Потом засыпала снова, а сын укрывал её. Иногда они завтракали вместе — часто только вода и сухой тост, потому что маме почти всегда было плохо. Она отвечала, когда к ней обращались, — как и сын. Но поскольку ни тот ни другая разговоры не начинали, они почти никогда не разговаривали. Так и прошло его детство. Когда художник бывал у отца, там тоже почти не говорили — разве что когда отец пил с приятелями. Тогда художник мог сидеть по другую сторону кухонной стены и слышать правду. «Ненормальный он, этот мальчишка», — говорил отец, когда алкоголь превращал его глаза в стеклянные шары. «Он был случайностью. Она никогда не хотела быть матерью». Это было самое доброе, что художник помнил от отца — ведь тот по крайней мере никогда не говорил, что сам не хотел быть отцом.
На следующее утро художник убирал все бутылки на кухне: сначала у отца, потом у матери. Он никогда не позволил бы кому-то назвать их плохими родителями. Он понимал: быть хорошим родителем почти невозможно. Дети настолько хрупки, что если сам хоть немного хрупок — всё, с самого начала безнадёжно. Кто-то из вас сломается.
В школе художника избивали, когда другие дети видели, что он рисует обнажённых мужчин с крыльями. Его называли страшными вещами: детская жестокость не знает границ в изобретательности. Он часто желал, чтобы был таким, каким хотели его видеть родители, — нормальным ребёнком, как все остальные.

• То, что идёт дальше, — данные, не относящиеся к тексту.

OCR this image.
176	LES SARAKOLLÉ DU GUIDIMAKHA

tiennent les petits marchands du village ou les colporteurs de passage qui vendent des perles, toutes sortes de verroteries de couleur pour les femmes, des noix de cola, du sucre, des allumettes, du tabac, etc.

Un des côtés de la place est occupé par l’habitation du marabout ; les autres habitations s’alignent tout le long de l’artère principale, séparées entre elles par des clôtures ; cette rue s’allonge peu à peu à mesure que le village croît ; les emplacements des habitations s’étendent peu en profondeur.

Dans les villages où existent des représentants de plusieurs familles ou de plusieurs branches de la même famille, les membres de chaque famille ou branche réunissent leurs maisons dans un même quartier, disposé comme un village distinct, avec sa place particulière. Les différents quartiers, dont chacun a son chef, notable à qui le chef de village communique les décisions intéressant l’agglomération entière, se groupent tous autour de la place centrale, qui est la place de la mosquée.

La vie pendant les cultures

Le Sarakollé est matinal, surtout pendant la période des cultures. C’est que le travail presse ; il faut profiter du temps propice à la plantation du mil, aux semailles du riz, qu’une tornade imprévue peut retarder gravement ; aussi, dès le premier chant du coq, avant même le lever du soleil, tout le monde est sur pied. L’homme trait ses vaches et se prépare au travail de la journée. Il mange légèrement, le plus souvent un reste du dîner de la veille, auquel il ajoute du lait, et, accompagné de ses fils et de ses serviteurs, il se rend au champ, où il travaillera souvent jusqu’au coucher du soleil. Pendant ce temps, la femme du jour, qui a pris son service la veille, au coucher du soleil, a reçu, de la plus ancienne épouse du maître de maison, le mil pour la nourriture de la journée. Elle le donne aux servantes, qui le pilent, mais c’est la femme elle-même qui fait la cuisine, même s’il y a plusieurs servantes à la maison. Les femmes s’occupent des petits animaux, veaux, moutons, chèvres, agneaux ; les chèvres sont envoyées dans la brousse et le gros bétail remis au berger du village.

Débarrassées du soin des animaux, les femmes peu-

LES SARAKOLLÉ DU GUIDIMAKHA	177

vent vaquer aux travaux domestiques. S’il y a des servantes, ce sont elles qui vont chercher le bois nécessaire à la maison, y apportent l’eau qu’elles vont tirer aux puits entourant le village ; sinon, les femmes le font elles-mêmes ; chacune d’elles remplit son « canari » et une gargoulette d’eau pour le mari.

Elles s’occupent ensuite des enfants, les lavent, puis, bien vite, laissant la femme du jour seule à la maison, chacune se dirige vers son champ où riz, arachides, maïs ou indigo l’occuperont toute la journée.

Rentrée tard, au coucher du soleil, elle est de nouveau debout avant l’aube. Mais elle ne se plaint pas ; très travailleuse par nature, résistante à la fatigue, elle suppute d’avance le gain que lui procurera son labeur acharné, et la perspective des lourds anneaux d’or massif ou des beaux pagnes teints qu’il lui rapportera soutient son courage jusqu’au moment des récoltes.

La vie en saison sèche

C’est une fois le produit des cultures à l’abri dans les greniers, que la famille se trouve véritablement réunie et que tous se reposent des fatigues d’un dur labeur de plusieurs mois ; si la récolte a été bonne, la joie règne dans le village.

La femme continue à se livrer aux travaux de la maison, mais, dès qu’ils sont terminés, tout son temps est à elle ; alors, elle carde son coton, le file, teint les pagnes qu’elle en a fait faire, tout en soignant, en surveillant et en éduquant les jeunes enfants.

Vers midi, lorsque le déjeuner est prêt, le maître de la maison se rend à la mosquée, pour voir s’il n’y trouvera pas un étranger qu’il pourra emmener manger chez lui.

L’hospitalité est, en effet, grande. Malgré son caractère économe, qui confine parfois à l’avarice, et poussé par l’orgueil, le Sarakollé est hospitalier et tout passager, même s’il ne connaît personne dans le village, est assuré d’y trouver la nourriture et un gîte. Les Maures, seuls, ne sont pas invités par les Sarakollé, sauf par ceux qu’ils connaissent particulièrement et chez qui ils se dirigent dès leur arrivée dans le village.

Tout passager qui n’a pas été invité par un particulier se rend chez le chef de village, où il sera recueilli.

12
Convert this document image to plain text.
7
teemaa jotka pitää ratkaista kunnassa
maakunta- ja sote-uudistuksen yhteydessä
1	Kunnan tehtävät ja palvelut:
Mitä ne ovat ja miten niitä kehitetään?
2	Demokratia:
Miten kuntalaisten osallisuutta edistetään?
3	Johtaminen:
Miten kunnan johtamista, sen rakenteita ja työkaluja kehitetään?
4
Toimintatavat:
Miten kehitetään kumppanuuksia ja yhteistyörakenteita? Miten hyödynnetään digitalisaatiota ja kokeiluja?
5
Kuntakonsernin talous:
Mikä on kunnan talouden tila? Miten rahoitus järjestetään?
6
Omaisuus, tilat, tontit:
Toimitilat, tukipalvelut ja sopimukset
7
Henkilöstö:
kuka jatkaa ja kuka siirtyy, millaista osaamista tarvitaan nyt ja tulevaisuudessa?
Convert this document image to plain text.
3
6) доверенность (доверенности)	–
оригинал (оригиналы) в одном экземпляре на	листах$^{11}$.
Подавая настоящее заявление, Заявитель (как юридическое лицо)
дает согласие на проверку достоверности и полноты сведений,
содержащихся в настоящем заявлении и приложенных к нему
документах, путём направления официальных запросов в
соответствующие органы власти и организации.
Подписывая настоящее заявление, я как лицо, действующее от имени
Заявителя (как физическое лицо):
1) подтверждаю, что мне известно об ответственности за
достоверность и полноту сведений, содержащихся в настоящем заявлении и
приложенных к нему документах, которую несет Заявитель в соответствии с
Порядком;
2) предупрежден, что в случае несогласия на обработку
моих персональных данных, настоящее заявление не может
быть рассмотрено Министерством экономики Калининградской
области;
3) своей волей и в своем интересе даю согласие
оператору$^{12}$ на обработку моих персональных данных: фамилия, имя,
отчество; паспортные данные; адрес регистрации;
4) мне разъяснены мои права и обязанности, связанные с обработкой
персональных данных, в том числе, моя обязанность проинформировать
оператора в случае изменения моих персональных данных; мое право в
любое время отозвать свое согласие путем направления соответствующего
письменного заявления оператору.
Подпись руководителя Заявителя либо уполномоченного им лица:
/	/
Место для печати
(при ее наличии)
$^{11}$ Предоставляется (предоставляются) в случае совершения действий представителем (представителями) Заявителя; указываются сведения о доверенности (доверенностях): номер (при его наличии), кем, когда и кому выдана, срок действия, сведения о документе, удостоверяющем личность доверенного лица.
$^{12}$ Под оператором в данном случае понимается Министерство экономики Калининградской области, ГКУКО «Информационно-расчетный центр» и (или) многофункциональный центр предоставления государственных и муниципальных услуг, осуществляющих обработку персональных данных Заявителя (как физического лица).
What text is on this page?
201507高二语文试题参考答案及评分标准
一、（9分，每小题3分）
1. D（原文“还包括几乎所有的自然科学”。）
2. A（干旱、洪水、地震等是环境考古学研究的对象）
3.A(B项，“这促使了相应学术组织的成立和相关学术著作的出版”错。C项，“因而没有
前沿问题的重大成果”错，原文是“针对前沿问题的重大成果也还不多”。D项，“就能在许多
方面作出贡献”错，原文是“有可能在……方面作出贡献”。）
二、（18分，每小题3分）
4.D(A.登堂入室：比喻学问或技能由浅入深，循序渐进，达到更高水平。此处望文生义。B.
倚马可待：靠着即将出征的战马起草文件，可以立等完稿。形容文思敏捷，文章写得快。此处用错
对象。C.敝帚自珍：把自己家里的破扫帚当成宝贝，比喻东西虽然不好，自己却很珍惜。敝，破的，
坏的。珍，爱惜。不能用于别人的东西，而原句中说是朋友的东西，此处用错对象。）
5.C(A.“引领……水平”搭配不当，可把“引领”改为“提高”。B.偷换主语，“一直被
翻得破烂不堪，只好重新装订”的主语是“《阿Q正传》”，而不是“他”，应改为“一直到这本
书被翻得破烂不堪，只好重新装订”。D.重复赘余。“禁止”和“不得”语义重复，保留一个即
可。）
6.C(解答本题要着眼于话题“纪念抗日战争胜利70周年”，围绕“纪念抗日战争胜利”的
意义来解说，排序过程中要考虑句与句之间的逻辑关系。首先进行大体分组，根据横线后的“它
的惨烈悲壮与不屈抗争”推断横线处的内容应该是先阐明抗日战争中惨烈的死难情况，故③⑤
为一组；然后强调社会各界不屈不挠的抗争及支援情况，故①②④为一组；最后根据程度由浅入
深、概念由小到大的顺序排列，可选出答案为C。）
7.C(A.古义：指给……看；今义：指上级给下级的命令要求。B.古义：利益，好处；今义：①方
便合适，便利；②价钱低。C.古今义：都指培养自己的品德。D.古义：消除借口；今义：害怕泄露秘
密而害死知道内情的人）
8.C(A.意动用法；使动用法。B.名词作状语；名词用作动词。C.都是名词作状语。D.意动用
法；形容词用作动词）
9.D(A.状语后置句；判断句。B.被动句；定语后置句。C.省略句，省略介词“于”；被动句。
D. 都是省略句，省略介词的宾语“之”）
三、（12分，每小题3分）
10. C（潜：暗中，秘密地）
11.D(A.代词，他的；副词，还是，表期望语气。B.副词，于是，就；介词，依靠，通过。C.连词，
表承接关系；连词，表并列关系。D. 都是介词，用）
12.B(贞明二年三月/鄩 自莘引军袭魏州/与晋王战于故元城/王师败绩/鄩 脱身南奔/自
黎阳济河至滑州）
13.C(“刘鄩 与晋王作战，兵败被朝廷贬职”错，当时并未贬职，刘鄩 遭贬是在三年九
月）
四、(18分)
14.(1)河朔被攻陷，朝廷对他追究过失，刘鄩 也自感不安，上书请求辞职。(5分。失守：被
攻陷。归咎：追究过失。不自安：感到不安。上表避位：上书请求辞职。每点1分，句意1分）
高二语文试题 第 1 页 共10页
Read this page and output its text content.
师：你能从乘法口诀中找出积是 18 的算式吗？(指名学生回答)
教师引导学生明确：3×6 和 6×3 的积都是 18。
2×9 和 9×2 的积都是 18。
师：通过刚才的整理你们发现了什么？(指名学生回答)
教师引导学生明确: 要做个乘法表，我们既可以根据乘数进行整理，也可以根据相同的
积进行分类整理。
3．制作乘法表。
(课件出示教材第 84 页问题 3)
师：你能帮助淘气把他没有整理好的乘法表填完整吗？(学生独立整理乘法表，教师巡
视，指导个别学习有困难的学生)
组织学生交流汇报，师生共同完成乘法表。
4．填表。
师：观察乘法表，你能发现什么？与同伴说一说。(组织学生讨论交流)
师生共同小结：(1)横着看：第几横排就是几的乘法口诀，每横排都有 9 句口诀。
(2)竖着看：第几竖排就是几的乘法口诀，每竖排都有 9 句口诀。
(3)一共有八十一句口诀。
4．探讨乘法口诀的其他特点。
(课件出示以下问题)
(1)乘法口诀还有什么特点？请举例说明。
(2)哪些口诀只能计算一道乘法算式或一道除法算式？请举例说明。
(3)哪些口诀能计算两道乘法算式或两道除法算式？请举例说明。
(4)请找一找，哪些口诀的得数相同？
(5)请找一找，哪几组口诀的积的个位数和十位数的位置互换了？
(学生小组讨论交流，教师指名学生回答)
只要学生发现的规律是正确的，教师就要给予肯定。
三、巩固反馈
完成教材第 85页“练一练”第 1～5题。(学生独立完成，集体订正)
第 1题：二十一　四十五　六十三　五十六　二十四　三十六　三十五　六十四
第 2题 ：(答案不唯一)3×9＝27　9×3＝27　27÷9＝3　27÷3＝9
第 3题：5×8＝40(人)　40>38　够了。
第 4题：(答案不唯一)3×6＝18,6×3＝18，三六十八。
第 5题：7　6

Но как это было возможно? Никто не был как он. Мама и папа никогда не видели его согнутым над альбомом с летящим по бумаге пером. Какое сокровище проглядели. Они никогда не понимали, как особенно быть ненормальным.
Чем старше он становился, тем хуже было в школе. Плечо начало подёргиваться, когда он нервничал, — и художник стал носить самые большие толстовки, какие только можно найти, всегда натягивая капюшон. Перестал есть — будто мог стать невидимым, если достаточно похудеет.
Он никогда не знал, насколько очевидно его друзьям, что он разваливается, — и как мучила их невозможность это остановить. По ночам в одиночестве Али отчаивалась, Йоар злился. Тед вставал перед кроватью на колени и молился. Другие дети молились Богу — Тед молился демонам. Может, Бог решает, кто умрёт, — но демоны в головах детей решают, у кого хватит сил жить. Поэтому Тед громко молился в темноту — о милосердии, чтобы демоны отпустили его друга.